The drug, lecanemab, was associated with a dangerous type of brain swelling in nearly 13% of patients in the trial that spanned 18 months and enrolled nearly 1 800 participan­ts with early-stage Alzheimer’s.

Some patients also experience­d bleeding in the brain, with five suffering macrohaemo­rrhages and 14% suffering microhaemo­rrhages – a symptom linked to two deaths of people receiving the drug in a follow-on study.

The companies said in September that lecanemab – an antibody designed to remove sticky deposits of a protein called amyloid beta – reduced the rate of cognitive decline on a clinical dementia scale (CDR-SB) by 27% compared to a placebo.

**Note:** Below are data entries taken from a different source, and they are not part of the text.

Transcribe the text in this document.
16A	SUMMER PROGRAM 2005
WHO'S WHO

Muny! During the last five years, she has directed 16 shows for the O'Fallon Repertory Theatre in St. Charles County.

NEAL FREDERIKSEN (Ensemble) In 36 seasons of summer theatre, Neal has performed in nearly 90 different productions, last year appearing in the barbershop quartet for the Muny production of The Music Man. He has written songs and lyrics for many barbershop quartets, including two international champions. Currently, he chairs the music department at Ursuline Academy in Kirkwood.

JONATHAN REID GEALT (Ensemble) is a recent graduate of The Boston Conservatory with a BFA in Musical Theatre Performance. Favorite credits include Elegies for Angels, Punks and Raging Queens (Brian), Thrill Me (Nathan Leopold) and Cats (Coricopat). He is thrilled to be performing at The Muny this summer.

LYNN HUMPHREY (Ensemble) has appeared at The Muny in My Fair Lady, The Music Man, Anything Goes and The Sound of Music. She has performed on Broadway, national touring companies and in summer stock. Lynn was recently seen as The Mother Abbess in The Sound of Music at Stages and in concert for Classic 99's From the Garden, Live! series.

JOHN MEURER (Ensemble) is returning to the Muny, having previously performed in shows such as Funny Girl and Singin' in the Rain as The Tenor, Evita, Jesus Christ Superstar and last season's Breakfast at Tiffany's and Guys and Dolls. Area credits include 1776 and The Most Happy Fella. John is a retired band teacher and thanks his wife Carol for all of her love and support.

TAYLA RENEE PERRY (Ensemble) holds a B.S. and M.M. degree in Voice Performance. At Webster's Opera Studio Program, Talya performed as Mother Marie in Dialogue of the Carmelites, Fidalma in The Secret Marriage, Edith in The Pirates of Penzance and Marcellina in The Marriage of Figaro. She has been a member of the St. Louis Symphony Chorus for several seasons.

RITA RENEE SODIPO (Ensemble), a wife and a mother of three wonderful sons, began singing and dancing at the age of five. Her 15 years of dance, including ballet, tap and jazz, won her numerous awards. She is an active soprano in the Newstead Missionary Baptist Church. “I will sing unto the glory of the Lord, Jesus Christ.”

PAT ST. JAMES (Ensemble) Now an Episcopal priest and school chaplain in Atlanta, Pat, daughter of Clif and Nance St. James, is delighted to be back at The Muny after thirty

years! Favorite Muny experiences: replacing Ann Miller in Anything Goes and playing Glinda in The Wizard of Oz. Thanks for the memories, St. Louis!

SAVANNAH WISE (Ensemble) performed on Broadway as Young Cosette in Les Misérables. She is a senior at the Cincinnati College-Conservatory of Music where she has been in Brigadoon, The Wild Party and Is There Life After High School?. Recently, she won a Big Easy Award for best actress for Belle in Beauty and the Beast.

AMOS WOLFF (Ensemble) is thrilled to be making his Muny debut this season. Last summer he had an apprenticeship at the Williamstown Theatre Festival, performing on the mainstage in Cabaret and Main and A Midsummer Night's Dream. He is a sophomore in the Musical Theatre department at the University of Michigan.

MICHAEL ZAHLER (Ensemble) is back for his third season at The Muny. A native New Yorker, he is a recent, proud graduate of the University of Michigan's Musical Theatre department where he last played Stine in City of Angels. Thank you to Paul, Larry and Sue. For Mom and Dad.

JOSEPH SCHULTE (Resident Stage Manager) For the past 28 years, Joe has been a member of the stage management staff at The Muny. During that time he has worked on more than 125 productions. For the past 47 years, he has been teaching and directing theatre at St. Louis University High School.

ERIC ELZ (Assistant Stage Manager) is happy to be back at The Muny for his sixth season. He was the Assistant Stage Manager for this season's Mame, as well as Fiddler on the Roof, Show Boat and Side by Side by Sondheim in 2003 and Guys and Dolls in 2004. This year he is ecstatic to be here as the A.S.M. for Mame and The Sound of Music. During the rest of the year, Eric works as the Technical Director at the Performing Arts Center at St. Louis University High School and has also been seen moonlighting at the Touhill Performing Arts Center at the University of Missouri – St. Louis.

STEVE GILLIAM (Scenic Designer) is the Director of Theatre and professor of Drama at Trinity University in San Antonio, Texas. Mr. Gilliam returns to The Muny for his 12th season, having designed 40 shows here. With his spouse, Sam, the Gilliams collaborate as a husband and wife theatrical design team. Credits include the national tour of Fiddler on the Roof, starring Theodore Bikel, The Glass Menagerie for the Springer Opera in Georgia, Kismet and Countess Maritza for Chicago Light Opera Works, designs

“All of amyloid-lowering drugs carry a risk for increased brain haemorrhag­e,” said Dr. Ronald Petersen of the Mayo Clinic in Rochester, Minnesota. “I think the primary outcomes, the secondary outcomes, the amyloid-lowering is pretty impressive.”

The Alzheimer’s Associatio­n said the data confirmed that the drug “can meaningful­ly change the course of the disease,” and called on US regulators to approve the company’s applicatio­n for accelerate­d approval.

The full data showed some patients with a genetic risk of developing the disease did not benefit from lecanemab based on the CDR-SB measure. They did show improvemen­t for the trial’s secondary goals, including other measures of cognition and daily function. Overall, lecanemab patients benefited by 23% to 37% compared with a placebo on these secondary trial goals.

“I believe it’s an important benefit that will justify full approval. But of course, we want a bigger benefit,” said Dr Paul Aisen, director of the University of Southern California Alzheimer’s Therapeuti­c Research Institute and a co-author of the study published in the New England Journal of Medicine.

He said lecanemab was likely to provide greater benefit if given earlier in the disease, “before you’ve accumulate­d enough irreversib­le damage to be causing symptoms.”

Detailed data from the study were presented at the Clinical Trials on Alzheimer’s Disease meeting in San Francisco.

Eisai believes the trial results prove a theory that removing amyloid beta from the brains of people with early Alzheimer’s can delay advance of the disease.